A poesia de Adélia instala-se numa visão do mundo informada pela doutrina da participação: a resposta de Tomás de Aquino ao desafio lançado pela revelação cristã, que não admite um Deus confundido panteisticamente com o mundo, nem um Deus absolutamente alheio a ele. As coisas se complicam quando, além do mais, afirma-se que "o Logos se fez carne e habitou entre nós". Se já, pela Criação, há uma interface pela qual as coisas do mundo manifestam a presença de Deus, pela Encarnação Cristo encabeça toda a realidade criada e a incorpora a seu plano redentor.
Transtorno
Certamente, o fato de a arte remeter a Deus é mais aceitável quando estamos diante da beleza pura. As musas são um dom da divindade: não por acaso, instintivamente, o homem tende a evocar Deus quando a beleza inesperada ou intensa arranca-o do marasmo cotidiano, como em Castro Alves: "Meu Deus! Quanta beleza...". Mas a epístola aos Colossenses fala da reconciliação de toda a realidade com Deus. É o mistério que é expresso na mística de Adélia Prado, que encontra Deus não só nas maravilhas das belezas manifestas da natureza, mas até nas situações prosaicas: das tripas de peixe, de Casamento (pág. 56), ao sebo das peças de frigorífico, em Duas Horas da Tarde no Brasil (pág. 53), passando por uma mera calça em A Poesia, a Salvação e a Vida.

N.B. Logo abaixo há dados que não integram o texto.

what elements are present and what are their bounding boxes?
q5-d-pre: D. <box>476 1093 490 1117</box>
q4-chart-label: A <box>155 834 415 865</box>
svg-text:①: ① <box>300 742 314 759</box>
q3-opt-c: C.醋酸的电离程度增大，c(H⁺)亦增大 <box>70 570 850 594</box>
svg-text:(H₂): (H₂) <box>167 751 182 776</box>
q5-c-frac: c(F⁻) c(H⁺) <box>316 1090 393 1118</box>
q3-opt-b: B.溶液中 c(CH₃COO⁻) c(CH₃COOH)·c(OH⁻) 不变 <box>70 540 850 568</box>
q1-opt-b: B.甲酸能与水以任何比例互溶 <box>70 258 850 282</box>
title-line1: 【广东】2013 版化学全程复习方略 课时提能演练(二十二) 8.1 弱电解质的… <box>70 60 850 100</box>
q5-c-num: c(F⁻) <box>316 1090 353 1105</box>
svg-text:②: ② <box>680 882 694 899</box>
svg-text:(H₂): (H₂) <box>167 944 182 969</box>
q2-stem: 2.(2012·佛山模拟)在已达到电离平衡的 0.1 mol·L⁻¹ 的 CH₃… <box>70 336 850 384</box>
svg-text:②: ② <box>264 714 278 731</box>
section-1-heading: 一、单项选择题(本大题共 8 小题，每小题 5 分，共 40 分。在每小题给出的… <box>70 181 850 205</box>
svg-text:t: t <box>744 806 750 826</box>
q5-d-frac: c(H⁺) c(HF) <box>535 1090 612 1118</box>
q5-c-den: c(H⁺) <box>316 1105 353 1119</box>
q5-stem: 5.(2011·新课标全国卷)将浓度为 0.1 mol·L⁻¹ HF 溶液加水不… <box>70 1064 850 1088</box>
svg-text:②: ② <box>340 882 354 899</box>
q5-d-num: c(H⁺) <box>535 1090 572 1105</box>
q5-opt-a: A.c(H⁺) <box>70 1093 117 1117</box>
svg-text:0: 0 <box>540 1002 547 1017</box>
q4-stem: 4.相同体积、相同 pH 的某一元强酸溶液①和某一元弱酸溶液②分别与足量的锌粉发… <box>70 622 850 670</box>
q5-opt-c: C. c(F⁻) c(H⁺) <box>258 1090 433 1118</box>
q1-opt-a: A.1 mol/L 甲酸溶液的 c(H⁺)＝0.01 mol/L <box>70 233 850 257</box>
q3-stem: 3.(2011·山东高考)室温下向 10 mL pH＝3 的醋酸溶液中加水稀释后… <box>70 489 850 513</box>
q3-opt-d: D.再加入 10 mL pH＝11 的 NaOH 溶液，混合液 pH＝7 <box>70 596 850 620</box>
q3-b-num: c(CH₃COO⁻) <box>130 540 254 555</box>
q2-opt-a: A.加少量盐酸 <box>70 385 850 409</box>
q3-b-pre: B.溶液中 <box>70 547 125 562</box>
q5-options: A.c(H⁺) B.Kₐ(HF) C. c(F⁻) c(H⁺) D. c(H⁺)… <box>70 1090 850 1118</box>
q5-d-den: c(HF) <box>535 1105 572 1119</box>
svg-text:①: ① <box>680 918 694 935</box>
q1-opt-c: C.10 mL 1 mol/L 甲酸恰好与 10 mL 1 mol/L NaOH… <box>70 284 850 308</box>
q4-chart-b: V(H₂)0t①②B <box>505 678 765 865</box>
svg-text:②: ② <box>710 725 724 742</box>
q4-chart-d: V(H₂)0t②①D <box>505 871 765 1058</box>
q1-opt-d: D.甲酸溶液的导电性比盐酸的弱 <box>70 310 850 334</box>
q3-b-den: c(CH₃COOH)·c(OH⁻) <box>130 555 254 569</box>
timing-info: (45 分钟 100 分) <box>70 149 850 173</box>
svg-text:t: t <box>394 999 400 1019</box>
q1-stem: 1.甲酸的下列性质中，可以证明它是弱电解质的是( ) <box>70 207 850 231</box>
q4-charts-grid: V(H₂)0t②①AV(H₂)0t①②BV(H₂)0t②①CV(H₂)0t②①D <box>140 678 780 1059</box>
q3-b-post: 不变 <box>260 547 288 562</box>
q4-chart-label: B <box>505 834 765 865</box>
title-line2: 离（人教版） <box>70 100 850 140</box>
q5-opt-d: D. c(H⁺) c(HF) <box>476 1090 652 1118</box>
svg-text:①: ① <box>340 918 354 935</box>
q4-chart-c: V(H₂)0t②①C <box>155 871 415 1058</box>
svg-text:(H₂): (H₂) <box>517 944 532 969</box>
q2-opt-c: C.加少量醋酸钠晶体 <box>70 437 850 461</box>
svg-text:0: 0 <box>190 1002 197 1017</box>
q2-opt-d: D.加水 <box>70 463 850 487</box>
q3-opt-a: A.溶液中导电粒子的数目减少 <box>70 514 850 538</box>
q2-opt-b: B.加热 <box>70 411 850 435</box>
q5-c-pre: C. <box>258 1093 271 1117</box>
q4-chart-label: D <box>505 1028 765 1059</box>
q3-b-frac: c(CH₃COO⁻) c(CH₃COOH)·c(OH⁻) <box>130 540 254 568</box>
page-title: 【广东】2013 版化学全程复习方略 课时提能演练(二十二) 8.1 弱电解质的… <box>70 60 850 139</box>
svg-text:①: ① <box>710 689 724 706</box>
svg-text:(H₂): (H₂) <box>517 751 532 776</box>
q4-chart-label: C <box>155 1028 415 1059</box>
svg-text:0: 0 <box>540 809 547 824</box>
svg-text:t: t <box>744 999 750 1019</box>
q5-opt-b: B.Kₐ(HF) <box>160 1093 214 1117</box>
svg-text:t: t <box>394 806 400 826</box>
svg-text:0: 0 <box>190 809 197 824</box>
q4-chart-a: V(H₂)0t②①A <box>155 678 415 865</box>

De fato, quem afirma com o cristianismo que o mundo é Criação, que Deus é criador também da matéria, afirma o caráter maravilhoso de cada coisa criada, que nos convida à contemplação de Deus. Por outro lado, Tomás nota que a mesma criatura, que nos enleva, pode produzir efeito depressivo, remeter ao nada; o nada, a partir do qual ela foi criada.
É isso o que Pieper chama de "transtorno bipolar" ou "psicose maníaco-depressiva", "psicose" que é a normalidade do homem comum, que se põe em contato com o ser, a filosofar (poetar), e sofre um efeito perturbador: por um lado, euforia extrema, pois encontra a beleza e a verdade de Deus no mundo, e, por outro, uma profunda depressão. A situação de "normalidade psicótica" do homem foi expressa por Adélia Prado no inédito Acácias (a mim confiado em 1993), que fala do transtorno, angústia, ante a beleza de uma criatura, simples acácia que seja.
Minha alma quer ver a Deus.
Eu não quero morrer.
Quero amar sem limites
E perdoar a ponto de esquecer-me
Radical, quer dizer pela raiz
O perdão radical gera alegria
Exorciza doenças, mata o medo
Dá poder sobre feras e demônios
Falo. E falo é também membro viril,
Todo léxico é pobre,
Idiomas são pecados;
Poemas, culpas antecipadamente
perdoadas
Eis, esta acácia florida gera angústia
Para livrar-me, empenho-me
Em esgotar-lhe a beleza
Beleza importuna,
Magnífica insuficiência,
Porque ainda convoca
O poema perfeito.
A força da arte faz com que abramos os olhos à maravilha da Criação, a da experiência humana que nos aguarda, diz Adélia Prado.
- E por causa dessa qualidade eterna, dessa imponderabilidade, eu vejo que, para a humanização, a arte está no mesmo caminho da mística ou da fé religiosa: ambas as experiências são independentes da razão: são experiências; a beleza é uma experiência e não um discurso.
Como quando, exemplifica Adélia, num caminho habitual, nos espantamos com algo (casa, obra, coisa) que já tínhamos visto: "Que beleza! Nunca tinha enxergado isso desse jeito!". É numa situação assim, avisa a poeta, que se pode dar graças: estamos tendo uma experiência poética que é, ao mesmo tempo, religiosa, pois nos liga a um centro de significação e de sentido. Como só Adélia Prado faria.